• frank
    1.8k
    What I can say is that the process we have in the US appears terribly flawed, where the Court is placed in the center of the political process, supposedly representing a wisdom beyond the grasp of the democracy.Hanover

    Democracy has a tendency to come up with malignant legislation. The Court is a two-edged sword. It can intervene to protect Americans, and it can also intervene to cement a wrong idea and turn it into a standard (as they did with eugenics).

    People have differing ideas about what constitutes protection of rights and society. That would be a reason to leave it to democracy.

    On the other hand, if at some point in the future, the US was lurching toward insanity and the only thing standing in the way was the Court, I would not rob future Americans of that one possibility for doing the right thing. Flawed as it is, it should be left the way it is.
  • Marchesk
    2.4k
    What I can say is that the process we have in the US appears terribly flawed, where the Court is placed in the center of the political process, supposedly representing a wisdom beyond the grasp of the democracy.Hanover

    The US government wasn't setup to be a simple democracy. It is a constitutional republic of states where the Senate represents the states, and POTUS is elected by the electoral college.

    A lot of people are unhappy with that arrangement now, wishing for a more representative form of the actual population. But that's not what was intended by the framers of the constitution.
  • prothero
    165
    Well the framers didn't intend for women to vote, slaves to become citizens or even for any but male business and property owners to vote (those with a stake in society). Clearly we can agree that they made a few errors and we are not necessarily bound by "originalism" in all its forms.
  • LD Saunders
    314
    As Thomas Paine pointed out, a past generation has no right to rule over the present generation. Why would they? And in a world where knowledge increases from one generation to the next, going with the delusional claim of "original intent" simply means we should try to discern what the intent was among a handful of people in an earlier generation who knew far less than we do now. As if that is a good idea?
  • Marchesk
    2.4k
    Sure, but we're talking about the structure of the government, not who gets to be a citizen and vote.

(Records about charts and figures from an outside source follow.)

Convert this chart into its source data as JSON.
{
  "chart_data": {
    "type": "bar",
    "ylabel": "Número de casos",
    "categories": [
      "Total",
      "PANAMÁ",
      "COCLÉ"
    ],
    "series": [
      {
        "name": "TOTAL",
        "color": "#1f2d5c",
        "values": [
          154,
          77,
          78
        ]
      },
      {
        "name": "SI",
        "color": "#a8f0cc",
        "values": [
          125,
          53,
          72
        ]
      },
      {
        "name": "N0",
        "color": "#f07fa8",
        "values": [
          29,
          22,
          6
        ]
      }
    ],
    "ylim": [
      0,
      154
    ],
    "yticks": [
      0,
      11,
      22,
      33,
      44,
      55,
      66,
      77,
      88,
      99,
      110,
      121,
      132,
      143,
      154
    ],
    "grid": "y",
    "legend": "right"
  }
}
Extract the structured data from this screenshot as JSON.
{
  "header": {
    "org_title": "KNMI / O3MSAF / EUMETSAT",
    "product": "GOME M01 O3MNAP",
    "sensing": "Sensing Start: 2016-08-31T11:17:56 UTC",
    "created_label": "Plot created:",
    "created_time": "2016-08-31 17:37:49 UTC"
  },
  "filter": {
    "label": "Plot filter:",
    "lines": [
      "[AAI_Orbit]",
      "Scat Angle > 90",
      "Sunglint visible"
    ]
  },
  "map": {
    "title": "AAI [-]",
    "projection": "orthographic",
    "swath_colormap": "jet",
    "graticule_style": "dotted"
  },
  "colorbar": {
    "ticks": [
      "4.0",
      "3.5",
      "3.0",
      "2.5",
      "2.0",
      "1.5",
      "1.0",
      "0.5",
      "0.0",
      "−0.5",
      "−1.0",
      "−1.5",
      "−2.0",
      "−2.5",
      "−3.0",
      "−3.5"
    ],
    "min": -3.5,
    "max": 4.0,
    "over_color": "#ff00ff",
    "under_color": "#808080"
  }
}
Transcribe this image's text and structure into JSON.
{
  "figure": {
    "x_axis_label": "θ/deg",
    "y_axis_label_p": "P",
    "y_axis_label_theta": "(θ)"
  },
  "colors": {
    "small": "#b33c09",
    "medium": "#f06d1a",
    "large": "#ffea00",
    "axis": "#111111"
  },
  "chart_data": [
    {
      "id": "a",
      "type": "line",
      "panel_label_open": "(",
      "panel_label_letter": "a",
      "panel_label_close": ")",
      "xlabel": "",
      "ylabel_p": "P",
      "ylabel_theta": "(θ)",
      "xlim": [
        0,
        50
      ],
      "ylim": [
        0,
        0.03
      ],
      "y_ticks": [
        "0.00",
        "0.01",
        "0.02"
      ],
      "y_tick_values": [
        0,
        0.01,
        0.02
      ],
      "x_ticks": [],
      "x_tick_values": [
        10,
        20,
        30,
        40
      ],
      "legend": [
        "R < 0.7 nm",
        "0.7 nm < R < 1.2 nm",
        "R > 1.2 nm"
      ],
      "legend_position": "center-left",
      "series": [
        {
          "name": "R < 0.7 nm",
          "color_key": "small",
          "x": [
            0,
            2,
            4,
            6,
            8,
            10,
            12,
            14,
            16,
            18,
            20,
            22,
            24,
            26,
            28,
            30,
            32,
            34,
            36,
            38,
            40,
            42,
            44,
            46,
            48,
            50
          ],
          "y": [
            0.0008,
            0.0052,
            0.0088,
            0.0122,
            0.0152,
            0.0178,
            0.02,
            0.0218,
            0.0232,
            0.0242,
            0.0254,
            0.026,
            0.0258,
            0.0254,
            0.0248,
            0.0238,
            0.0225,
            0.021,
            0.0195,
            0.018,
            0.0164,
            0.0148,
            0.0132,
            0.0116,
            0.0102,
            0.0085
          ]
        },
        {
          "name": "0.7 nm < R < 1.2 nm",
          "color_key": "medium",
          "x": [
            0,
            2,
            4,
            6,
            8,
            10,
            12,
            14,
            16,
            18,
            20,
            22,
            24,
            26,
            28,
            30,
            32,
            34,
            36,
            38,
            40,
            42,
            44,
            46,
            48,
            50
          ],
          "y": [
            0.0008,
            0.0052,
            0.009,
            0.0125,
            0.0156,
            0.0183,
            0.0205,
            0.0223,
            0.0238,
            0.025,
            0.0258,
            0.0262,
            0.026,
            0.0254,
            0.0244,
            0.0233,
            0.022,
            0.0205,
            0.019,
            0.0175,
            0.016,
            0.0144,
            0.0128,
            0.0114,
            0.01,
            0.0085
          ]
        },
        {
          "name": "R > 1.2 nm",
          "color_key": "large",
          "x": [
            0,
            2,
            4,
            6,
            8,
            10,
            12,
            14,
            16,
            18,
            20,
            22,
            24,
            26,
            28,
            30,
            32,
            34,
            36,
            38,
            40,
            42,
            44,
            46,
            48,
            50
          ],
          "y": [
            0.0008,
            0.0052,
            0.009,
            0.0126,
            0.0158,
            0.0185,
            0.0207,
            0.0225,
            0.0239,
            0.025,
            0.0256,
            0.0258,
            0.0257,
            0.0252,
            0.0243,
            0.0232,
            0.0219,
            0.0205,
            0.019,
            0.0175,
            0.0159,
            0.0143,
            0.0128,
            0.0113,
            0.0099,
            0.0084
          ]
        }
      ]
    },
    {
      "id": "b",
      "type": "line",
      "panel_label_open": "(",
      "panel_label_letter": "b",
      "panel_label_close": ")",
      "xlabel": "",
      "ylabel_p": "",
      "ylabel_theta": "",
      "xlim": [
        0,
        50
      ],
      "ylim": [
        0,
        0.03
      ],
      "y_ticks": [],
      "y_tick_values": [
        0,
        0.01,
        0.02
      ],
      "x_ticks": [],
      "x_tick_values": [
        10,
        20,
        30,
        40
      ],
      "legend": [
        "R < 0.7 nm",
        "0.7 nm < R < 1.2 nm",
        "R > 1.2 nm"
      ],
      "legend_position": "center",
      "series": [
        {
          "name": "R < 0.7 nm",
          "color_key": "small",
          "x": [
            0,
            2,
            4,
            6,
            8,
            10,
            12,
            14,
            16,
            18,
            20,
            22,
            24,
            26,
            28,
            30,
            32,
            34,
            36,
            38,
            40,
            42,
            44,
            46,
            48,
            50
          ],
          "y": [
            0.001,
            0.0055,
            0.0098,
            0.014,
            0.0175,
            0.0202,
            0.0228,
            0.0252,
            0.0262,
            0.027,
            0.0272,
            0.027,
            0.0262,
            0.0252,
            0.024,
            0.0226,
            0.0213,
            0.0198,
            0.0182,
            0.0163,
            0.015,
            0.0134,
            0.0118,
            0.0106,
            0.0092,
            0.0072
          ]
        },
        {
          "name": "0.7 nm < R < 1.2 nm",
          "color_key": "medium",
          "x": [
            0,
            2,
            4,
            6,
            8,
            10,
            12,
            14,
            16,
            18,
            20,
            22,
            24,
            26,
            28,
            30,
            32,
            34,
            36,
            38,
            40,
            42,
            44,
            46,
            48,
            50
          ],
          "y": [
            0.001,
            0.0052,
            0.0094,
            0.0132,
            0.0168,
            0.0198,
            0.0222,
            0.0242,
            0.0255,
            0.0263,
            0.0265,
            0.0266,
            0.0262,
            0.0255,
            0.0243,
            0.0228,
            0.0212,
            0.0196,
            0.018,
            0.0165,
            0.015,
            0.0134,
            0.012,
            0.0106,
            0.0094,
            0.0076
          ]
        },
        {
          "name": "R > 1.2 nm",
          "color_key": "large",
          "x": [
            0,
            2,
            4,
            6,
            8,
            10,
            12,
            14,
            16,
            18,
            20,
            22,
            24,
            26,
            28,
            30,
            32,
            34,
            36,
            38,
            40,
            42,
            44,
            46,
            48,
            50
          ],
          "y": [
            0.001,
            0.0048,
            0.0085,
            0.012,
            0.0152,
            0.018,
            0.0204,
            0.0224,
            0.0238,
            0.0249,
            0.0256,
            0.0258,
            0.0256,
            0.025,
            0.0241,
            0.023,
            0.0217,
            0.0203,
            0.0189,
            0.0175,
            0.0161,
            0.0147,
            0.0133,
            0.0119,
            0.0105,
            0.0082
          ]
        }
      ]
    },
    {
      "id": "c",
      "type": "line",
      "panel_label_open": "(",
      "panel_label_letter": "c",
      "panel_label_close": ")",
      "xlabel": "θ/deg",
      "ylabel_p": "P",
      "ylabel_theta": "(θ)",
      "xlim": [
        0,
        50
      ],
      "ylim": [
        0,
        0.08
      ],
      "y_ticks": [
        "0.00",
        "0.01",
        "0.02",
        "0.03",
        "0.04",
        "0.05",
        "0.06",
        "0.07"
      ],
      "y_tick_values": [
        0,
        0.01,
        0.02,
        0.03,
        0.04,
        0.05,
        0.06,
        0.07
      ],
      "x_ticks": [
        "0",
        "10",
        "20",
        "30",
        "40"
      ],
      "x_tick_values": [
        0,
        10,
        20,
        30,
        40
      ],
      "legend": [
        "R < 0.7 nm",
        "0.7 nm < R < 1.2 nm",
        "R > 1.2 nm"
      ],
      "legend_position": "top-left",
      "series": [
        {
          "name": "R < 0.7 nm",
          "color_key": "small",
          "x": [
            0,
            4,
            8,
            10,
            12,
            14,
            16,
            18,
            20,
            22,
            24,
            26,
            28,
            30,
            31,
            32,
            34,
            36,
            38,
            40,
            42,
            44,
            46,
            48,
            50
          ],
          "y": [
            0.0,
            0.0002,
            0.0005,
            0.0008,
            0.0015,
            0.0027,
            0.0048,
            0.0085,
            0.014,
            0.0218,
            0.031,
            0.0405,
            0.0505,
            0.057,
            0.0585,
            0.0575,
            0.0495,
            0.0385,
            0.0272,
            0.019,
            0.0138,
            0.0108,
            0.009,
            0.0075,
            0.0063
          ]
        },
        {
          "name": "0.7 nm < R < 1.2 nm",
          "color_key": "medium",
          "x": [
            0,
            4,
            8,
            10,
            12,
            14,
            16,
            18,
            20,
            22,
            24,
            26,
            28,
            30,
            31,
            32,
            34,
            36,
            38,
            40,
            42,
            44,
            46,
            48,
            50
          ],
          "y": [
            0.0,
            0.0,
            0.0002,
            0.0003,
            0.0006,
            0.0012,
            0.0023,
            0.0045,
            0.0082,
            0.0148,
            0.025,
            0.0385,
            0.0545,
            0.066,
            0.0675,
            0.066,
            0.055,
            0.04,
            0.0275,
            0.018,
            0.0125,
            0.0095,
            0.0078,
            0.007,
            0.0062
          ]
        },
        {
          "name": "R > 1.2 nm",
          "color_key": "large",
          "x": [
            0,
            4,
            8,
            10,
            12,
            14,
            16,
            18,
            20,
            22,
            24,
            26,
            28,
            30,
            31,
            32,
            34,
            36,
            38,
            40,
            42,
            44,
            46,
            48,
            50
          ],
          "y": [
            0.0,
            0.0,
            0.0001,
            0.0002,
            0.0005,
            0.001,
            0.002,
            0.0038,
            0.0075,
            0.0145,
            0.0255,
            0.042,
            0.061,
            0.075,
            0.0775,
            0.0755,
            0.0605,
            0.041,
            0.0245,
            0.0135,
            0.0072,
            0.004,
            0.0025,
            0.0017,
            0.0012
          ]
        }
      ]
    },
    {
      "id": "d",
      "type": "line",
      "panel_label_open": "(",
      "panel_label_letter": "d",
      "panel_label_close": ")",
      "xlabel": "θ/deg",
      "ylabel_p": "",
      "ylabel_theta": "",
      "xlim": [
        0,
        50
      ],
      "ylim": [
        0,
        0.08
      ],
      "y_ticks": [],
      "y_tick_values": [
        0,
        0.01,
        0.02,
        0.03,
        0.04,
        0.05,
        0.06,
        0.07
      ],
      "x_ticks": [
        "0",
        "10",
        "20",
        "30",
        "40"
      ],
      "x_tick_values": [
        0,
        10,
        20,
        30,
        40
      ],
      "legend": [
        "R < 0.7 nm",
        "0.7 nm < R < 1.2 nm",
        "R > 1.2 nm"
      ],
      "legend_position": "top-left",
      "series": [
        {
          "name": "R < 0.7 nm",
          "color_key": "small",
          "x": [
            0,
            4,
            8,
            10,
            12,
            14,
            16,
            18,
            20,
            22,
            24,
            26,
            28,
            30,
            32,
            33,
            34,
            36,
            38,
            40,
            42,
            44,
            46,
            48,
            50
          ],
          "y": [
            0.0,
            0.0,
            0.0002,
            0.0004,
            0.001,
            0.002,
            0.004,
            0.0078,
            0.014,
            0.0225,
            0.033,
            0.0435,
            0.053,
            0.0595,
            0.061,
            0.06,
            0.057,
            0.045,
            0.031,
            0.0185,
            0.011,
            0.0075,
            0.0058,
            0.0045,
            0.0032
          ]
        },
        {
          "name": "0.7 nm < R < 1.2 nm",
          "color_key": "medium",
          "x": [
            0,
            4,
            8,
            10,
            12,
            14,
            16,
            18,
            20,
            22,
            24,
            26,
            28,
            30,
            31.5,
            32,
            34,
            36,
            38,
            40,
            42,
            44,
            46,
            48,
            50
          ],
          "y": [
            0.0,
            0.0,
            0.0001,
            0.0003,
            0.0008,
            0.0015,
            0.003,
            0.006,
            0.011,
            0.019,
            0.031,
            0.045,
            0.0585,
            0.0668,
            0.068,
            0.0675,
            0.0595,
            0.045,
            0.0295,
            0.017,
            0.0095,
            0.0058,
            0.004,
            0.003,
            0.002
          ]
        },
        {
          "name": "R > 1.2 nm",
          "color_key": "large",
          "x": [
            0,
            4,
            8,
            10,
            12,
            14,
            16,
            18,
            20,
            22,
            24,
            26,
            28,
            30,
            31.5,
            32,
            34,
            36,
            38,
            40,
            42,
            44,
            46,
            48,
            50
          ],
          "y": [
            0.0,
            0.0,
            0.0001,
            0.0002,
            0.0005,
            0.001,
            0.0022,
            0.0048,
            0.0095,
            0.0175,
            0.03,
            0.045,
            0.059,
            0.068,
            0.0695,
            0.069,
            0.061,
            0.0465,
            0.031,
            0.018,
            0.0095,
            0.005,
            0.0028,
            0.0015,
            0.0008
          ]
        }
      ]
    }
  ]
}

    If today we find the Electoral College and Senate to be too undemocratic, they can be done away with via constitutional amendments, if the states agreed to go along with that. Problem being that states are still a fundamental unit of organization in the US.
  • Marchesk
    2.4k
    As Thomas Paine pointed out, a past generation has no right to rule over the present generation. Why would they?LD Saunders

    But what's the alternative to this? Each generation gets to form a new government and make their own laws?

    And in a world where knowledge increases from one generation to the next,LD Saunders

    Which hasn't necessarily demonstrated that humans are wiser.

    simply means we should try to discern what the intent was among a handful of people in an earlier generation who knew far less than we do now.LD Saunders

    Knew less about what, though? How best to balance power in government? What sort of democracy is workable? Do we know better now? Yes, we know a lot more about science and technology than they did. But do we know better how to govern? I suppose the grand experiment has played itself out for a couple centuries in multiple countries now, so maybe there are some better examples to take from?
  • Relativist
    491
    Perhaps the growing originalist majority on SCOTUS will overturn Marbury v Madison. It's a prime example of judicial overreach.